An Unexpected Phone Conversation
Shortly after this conversation, Elder Beckstrom was talking with his zone leaders. That's when he brought up a question that had been bothering him since he first arrived at Oxenholme: Why did they bring two brand new missionaries into the area?
"The zone leaders said the other missionaries had claimed weird things were going on," Beckstrom explains. The zone leaders thought these were just tales the missionaries kept spreading among themselves, so they brought in fresh missionaries to kill the rumors.
That's when Elder Beckstrom told the zone leaders a bit about what he had been experiencing, asking if these encounters were anything like the "strange stories" the other missionaries had shared.
Not long after, he and Elder Taylor received new orders from the mission president: find a new apartment.
About the whole experience, Beckstrom says he never felt threatened or truly frightened—mostly curious.

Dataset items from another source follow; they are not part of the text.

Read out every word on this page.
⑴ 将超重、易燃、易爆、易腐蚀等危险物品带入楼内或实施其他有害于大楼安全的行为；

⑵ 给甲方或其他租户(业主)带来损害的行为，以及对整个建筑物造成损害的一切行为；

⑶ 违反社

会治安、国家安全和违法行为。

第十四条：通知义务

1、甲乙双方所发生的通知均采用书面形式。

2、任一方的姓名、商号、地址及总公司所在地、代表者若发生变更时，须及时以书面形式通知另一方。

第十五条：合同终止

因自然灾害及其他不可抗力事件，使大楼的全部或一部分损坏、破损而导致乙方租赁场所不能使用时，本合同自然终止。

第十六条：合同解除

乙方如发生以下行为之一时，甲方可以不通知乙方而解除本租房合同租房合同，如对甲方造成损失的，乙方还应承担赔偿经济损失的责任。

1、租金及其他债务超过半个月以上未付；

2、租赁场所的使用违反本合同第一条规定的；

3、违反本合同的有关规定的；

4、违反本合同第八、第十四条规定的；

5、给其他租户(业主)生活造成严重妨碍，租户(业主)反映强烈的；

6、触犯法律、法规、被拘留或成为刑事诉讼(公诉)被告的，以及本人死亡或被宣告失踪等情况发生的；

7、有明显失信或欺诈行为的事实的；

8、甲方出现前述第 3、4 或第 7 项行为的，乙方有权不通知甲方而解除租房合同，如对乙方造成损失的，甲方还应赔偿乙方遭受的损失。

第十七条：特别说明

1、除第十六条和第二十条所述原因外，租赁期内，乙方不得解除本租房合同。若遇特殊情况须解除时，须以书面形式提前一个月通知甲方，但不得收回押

“I always have wondered about the whole concept of ghosts. You hear so many ghost stories and I wondered about the idea that spirits would be left on earth to wander around and move milk bottles and other strange things. [This experience] didn’t make me believe any more [in the supernatural]. It was just random and interesting to see that the paranormal stories you hear maybe really could be happening."
Much of his calm reaction to these events Beckstrom credits to the knowledge he had as a missionary.
“Part of [why we never felt scared] was we had a perspective on the afterlife," he says.
Now, nearly 40 years later, Beckstrom still doesn't have an explanation for most of what he experienced, but he laughingly admits, “to this day that farmer could be laughing his head off about spooking the missionaries.”